Clinton says 'this is painful and it will be for a long time'

Clinton: I'm sorry we did not win this election
Clinton: I'm sorry we did not win this election

Hillary Clinton, fighting back a "painful" loss, congratulated Donald Trump on Wednesday on his stunning victory and told supporters they owe the president-elect an "open mind."

"I hope that he will be a successful president for all Americans. This is not the outcome that we wanted or we worked so hard for and I'm sorry that we did not win this election for the values we share and the vision we hold for our country. But I feel pride and gratitude for this wonderful campaign," a somber Clinton told supporters in New York City in between their cheers.

Clinton, digesting a shocking upset after a marathon final campaign push, admitted that "this is painful, and it will be for a long time." After falling short in a contest that could have made her the first woman U.S. president, Clinton told supporters she felt "pride and gratitude" in what they accomplished.

The remarks were her first since she conceded the contest to Trump in a private phone call early Wednesday. Clinton did not appear at her campaign's election night rally at the Javits Center in Manhattan.

Trump's surprise victory was fueled by apparent wins in the swings states of Florida, North Carolina, Ohio and Pennsylvania.
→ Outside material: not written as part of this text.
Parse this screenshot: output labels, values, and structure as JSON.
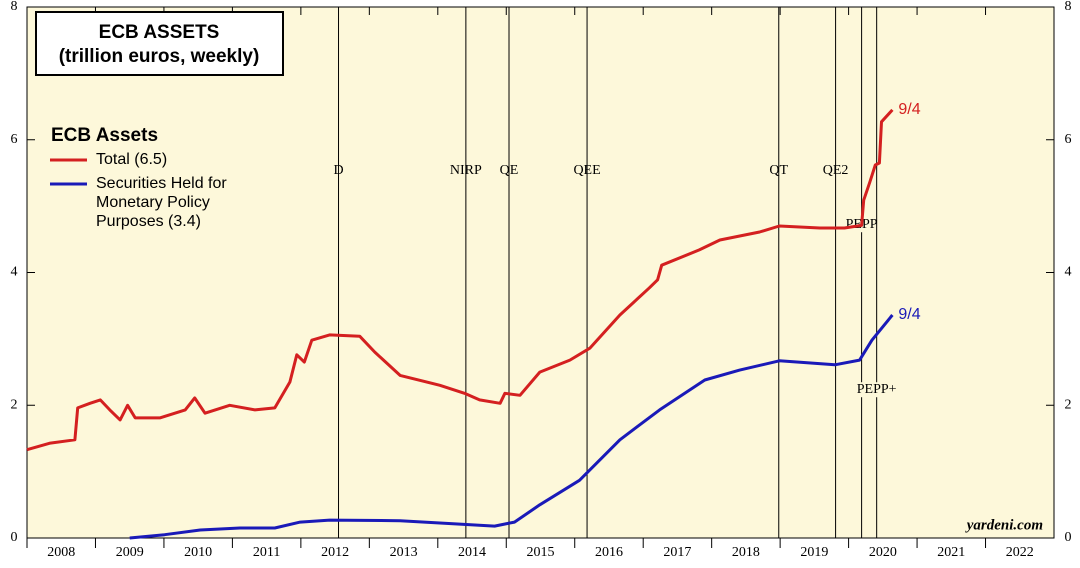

Trump has a projected 279 electoral votes with three states left to be called by NBC. NBC said Clinton appeared to have the popular vote by 189,000.

As she publicly conceded Wednesday, Clinton was flanked by her husband, former President Bill Clinton, daughter, Chelsea, and running mate, Sen. Tim Kaine of Virginia. She called on supporters to embrace a peaceful transfer of power while focusing on her campaign priorities.

"We have seen that our nation is more deeply divided than we thought. But I still believe in America and I always will. And if you do, then we must accept this result and then look to the future. We owe him an open mind and the chance to lead," Clinton said.

Trump said he received a call from Clinton shortly before he gave a victory speech early Wednesday in Manhattan.

"She congratulated us, it's about us, on our victory. And I congratulated her and her family on a very, very hard fought campaign," Trump said.

Clinton, whose campaign failed to stir the same kind of enthusiasm that her Democratic predecessor President Barack Obama inspired, called on supporters to keep participating. She asked them to fight for women's rights, economic fairness and environmental protection, among other issues she made a priority on the campaign trail.